L’evangelo della gioia
Lc 1,39-45 – IV Avvento C – (22 dicembre 2024)
È un vangelo ricolmo di gioia quello dell’incontro di Maria con Elisabetta. Non la gioia chiassosa e superficiale, ma una gioia festosa che trabocca dall’intimo di queste due donne e che si espande, un’esultanza che fa sussultare, che fa danzare. È una gioia che non può restare nascosta e di fronte alla quale non si può restare spettatori. È una gioia che vuole espandersi e vuole coinvolgere, trascinare tutto e tutti.
“Appena Elisabetta ebbe udito il saluto di Maria, il bambino sussultò nel suo grembo. Elisabetta fu colmata di Spirito santo”. È il suo saluto a provocare tutto, la gioia diventa incontenibile, si moltiplica e trabocca e Giovanni danza nel grembo di Elisabetta perché riconosce colui che egli è venuto ad annunciare. L’esultanza che Elisabetta sente dentro di sé gli rivela la grandezza dell’incontro, allora non può trattenersi dal salutare a sua volta la cugina esclamando a gran voce: “Benedetta tu tra le donne e benedetto il frutto del tuo grembo!”.
Sono solo due donne gravide: una giovane all’inizio della gravidanza e un’anziana ormai al sesto mese. In loro c’è una presenza che è il farsi carne di una promessa che si realizza attraverso di loro, ma che le trascende, che va ben oltre lor, si dilata e si espande perché è una promessa per tutta l’umanità. È la storia della salvezza che incontra il suo compimento, sono l’antica e la nuova alleanza che si incontrano, si riconoscono e si abbracciano.
Queste due donne rappresentano quel che umanamente non è visibile e non appare, non si impone, non è grande, anzi è così piccolo che si può non vedere (una vergine di Nazaret, un piccolo e sconosciuto villaggio di Galilea), è così insignificante che non gli si dà nessun valore (una sterile ormai avanti negli anni). Eppure proprio su di loro, il Signore posa il suo sguardo e nella loro povertà riversa nei loro grembi la sua ricchezza, nella loro piccolezza ripone la sua grandezza.

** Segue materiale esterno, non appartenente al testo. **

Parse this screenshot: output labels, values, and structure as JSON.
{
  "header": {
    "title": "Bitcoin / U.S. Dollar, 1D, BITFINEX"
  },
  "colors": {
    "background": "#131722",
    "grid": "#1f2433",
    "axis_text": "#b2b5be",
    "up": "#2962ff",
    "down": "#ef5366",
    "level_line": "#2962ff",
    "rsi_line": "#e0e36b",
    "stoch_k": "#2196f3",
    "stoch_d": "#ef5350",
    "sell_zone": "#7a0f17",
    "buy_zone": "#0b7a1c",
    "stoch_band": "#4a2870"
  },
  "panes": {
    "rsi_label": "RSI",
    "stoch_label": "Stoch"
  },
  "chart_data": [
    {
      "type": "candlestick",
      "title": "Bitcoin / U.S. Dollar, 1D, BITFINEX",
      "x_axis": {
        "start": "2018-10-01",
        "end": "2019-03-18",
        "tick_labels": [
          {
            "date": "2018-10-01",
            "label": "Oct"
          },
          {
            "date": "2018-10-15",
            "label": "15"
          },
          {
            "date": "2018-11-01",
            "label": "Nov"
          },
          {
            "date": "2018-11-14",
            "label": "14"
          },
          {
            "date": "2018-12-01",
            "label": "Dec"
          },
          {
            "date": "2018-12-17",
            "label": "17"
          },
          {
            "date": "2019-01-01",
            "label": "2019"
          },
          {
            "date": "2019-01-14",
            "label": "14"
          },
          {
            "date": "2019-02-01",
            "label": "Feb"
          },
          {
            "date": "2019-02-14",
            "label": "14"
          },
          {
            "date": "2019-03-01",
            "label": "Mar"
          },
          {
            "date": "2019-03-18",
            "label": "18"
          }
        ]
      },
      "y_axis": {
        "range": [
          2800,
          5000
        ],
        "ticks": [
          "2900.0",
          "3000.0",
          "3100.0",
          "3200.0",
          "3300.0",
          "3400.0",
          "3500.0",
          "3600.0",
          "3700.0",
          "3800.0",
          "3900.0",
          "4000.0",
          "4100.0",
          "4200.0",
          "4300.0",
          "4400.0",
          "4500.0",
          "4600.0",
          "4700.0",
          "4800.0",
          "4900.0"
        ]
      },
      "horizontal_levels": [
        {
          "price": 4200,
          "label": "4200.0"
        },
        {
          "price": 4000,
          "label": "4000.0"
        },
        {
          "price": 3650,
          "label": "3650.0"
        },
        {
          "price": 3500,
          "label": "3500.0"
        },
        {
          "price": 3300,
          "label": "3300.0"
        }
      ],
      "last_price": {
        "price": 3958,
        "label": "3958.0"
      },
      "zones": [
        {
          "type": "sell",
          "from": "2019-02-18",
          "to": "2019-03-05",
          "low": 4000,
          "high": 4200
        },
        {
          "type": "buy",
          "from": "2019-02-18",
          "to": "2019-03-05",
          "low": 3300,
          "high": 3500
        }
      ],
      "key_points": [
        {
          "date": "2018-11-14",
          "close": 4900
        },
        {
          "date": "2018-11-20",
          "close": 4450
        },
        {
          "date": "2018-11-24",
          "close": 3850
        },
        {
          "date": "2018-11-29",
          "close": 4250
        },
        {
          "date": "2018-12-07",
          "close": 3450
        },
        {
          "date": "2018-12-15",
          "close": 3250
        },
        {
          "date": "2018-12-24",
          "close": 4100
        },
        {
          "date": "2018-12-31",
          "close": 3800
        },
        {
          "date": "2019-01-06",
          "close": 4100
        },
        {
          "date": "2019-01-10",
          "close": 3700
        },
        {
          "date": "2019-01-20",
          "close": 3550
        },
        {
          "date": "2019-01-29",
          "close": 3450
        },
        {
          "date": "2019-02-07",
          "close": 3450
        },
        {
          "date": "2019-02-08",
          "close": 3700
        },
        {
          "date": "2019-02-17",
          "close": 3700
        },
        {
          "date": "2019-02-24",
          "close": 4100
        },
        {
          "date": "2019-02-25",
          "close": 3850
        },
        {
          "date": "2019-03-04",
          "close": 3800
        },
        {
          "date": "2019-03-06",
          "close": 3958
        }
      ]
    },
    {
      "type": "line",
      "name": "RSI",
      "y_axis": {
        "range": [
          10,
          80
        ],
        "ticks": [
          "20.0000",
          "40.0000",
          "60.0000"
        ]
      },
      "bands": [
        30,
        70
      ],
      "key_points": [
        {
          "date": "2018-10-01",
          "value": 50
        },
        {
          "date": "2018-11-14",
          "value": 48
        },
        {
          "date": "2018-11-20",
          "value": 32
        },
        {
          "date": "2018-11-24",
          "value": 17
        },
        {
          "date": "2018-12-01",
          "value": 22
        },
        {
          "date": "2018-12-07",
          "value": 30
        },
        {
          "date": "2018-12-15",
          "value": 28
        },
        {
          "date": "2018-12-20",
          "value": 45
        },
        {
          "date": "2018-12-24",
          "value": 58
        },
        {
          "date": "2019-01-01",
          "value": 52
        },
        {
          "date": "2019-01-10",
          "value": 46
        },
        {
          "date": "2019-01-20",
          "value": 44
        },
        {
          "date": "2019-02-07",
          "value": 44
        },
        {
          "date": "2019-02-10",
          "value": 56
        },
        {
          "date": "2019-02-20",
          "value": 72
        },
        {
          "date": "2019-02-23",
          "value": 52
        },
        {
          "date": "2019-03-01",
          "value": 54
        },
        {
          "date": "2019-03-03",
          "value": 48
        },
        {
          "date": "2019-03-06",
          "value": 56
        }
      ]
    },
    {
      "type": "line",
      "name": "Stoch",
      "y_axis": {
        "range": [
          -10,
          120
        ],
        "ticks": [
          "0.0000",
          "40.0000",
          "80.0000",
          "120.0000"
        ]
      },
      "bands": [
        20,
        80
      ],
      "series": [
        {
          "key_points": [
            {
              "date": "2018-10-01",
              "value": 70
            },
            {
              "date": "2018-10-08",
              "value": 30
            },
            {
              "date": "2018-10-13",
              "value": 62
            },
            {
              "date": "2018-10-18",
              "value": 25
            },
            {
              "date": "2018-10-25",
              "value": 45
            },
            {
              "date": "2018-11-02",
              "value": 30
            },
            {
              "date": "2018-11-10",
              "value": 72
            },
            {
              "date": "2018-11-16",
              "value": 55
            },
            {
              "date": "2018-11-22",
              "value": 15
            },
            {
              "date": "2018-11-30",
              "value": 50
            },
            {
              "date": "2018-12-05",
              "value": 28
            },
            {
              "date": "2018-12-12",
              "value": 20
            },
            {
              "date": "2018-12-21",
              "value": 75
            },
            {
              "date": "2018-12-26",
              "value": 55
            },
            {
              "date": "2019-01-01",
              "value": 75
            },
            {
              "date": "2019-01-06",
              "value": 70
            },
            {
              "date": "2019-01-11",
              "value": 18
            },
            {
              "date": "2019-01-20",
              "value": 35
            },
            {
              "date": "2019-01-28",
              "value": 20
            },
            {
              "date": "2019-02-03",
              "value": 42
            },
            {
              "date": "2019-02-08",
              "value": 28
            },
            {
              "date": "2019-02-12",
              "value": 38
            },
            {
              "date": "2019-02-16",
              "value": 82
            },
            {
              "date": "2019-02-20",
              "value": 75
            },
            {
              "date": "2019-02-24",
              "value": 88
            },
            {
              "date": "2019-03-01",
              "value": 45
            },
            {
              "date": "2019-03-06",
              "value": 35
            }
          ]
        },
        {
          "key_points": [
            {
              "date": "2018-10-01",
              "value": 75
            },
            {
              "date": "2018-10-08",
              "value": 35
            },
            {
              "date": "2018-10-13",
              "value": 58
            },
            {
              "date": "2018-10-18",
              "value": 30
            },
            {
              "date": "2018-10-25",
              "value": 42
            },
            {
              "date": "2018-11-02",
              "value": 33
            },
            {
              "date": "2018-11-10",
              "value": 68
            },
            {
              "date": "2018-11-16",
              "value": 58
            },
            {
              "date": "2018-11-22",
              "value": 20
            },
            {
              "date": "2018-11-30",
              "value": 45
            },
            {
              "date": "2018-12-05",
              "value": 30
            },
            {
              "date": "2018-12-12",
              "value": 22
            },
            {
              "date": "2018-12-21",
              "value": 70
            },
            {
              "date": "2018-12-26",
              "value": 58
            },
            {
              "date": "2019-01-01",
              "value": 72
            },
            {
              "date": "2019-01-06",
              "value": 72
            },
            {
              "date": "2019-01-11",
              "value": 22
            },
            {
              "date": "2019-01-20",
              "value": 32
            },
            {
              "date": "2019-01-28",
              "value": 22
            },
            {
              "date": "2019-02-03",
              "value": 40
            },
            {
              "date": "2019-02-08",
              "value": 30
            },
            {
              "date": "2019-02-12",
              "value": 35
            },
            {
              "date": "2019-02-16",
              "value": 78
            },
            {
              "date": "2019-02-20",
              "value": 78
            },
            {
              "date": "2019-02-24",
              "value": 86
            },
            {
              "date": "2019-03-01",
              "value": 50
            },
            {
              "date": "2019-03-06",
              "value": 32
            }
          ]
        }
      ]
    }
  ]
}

C’è in queste due donne una presenza, una promessa di vita che ancora non è pienamente manifestata ma è talmente carica di speranza, di amore e di tenerezza da suscitare la loro esultanza.
L’evangelo della Visitazione è fatto di parole e gesti semplici, piccoli, umanissimi, ma sovente così lontani ed estranei al nostro modo di vivere. Quando ci affanniamo per rimuovere la nostra debolezza, per nascondere la nostra piccolezza, per mascherarla e mostrarci grandi, capaci, forti agli occhi degli altri.
La gioia di Maria ed Elisabetta deve invaderci per riconoscere che in noi non c’è nessun merito ma tutto è grazia, dono gratuito, amore. E l’amore, se è autentico, non vuole e non può imporsi ma solo donarsi. Acconsentire, come hanno fatto queste due donne, è accettare di essere strumenti di una salvezza per tutti, ed è nel nostro quotidiano e faticoso ma libero acconsentimento che avviene l’incontro, qui e ora, tra l’umanità e la salvezza: allora la nostra gioia incontra la gioia di Dio, incontra Gesù stesso, lui che è origine e fine di ogni gioia.